А ты ничего не предпринимаешь и даже сделал Филоту начальником конницы. Мне же передавали вернувшиеся раненые, что Филота раздает воинам
ценные подарки и их подкупает, чтобы те его хвалили и избрали царем. И Парменион, и Филота, и убитый его брат Никанор только потому
прославились, что находились около тебя, сына бога, исполняя твои приказания. А без тебя они сидели бы в ущельях Скардона, в своих прокопченных
домишках и возили бы на базар на продажу дрова и козий сыр.
Ты прошел так далеко по равнине земли, как не доходил ни один из героев или богов древности. Возвращайся обратно в Пеллу, выбирай лучшую из
македонских девушек и правь отсюда миром, как твой отец, мудрый Филипп, грозно правил предательской и подлой Грецией и готовил завоевание
вселенной.
Ежедневно я совершаю возлияния богам, чтобы они охраняли тебя на бесконечных дорогах Азии и вернули здоровым и невредимым на родину.
Благодарю за присланные драгоценные подарки. Я бы хотела получить еще тонких прозрачных шелковых материй, сотканных народами Востока".
Гефестион посмотрел на Александра.
Базилевс поднял руку с золотым перстнем на указательном пальце и приложил его к губам.
- Запечатай печатью молчания твои уста, - прошептал он. - Вся конница, вся моя личная охрана - в руках Филоты, но сам он пока еще в моей
власти. Мы дошли до Кавказа Индийского <В то время предполагали, что область нынешнего Афганистана, где стоял лагерем Александр, - часть
Кавказа, и ее горы называли, в отличие от Главного Кавказа, - Кавказом Индийским.>, а этэры <Э т э р ы - "товарищи", так назывались македонцы из
знатных родов, товарищи и сверстники Александра, составлявшие особый отряд с лучшим вооружением.> все еще думают, что я завоевал весь мир только
для них, только для того, чтобы они могли царствовать над другими народами.
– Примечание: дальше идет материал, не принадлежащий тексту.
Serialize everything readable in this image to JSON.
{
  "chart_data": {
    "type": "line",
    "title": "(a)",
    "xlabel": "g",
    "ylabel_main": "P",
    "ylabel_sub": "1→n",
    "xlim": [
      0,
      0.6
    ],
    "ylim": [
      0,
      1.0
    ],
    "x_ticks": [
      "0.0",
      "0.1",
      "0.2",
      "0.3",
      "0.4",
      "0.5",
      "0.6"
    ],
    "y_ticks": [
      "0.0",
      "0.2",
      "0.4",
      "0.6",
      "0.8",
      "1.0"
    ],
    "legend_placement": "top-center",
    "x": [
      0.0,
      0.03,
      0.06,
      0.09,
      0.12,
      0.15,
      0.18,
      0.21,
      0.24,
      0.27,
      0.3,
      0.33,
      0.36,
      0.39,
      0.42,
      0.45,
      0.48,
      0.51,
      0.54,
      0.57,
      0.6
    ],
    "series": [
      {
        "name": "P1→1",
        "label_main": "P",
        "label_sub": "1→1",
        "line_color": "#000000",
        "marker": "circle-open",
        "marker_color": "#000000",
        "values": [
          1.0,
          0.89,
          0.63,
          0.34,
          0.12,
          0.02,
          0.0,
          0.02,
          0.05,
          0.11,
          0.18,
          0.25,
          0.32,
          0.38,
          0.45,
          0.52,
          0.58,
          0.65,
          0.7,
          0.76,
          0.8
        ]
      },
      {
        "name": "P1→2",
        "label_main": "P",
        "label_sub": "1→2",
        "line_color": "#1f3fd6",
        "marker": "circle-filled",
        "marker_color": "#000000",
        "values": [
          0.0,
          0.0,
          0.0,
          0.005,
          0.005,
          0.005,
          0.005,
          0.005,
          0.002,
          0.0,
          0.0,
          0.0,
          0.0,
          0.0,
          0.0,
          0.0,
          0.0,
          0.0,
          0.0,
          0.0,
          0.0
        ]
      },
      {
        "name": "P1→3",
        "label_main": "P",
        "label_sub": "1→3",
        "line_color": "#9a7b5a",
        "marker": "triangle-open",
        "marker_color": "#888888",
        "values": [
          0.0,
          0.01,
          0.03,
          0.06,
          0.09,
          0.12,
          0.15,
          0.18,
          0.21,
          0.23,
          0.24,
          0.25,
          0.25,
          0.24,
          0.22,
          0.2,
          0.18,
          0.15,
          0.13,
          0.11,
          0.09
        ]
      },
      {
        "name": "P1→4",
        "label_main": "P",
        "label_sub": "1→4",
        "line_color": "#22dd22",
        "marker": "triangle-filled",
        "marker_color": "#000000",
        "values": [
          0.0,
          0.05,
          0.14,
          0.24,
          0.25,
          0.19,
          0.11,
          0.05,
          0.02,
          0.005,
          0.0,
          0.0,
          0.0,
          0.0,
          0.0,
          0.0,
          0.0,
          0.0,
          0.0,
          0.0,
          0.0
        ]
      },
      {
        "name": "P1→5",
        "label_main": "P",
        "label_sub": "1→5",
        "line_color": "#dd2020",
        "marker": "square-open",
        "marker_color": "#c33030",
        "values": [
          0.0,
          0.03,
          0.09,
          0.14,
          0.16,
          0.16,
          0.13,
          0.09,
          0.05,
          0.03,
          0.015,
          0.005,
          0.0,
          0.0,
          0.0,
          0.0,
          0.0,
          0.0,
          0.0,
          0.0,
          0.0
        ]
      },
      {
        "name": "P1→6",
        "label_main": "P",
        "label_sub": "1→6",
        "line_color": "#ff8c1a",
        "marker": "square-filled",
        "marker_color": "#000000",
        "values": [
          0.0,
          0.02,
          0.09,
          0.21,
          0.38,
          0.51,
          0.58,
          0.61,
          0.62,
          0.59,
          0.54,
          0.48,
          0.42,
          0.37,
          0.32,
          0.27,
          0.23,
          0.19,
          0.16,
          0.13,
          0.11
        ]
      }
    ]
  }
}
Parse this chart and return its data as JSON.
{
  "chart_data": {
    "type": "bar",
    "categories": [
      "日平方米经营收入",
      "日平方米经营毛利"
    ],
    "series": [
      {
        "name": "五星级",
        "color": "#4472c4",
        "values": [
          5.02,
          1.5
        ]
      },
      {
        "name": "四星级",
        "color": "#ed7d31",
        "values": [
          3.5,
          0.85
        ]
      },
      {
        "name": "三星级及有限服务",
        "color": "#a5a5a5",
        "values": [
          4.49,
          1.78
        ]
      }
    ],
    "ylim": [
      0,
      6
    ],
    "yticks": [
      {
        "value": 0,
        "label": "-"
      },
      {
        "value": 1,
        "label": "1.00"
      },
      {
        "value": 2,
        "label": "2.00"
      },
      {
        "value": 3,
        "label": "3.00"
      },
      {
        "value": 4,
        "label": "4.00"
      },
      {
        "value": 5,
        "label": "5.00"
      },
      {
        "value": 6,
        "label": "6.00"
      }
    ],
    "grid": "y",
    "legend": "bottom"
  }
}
Мне же в благодарность они готовы вонзить кинжал в спину, как они
это сделали с моим отцом Филиппом. Сегодня ночью, после пира, ты приведешь тайно сюда Черного Клита... нет!.. Черный Клит тоже начал спорить со
мной, и его надо остерегаться. Пусть придут Кратер, Аминта, Птоломей и Пердикка. Этой же ночью я возьму под стражу дерзкого хвастуна Филоту. В
его палатке надо пересмотреть все вещи и во что бы то ни стало разыскать письма от его отца Пармениона. Я узнаю, откуда тянутся нити заговора, и
я их распутаю огнем и пыткой. Я так накажу виновных, что этэры начнут ползать передо мною на животе, подобно персам.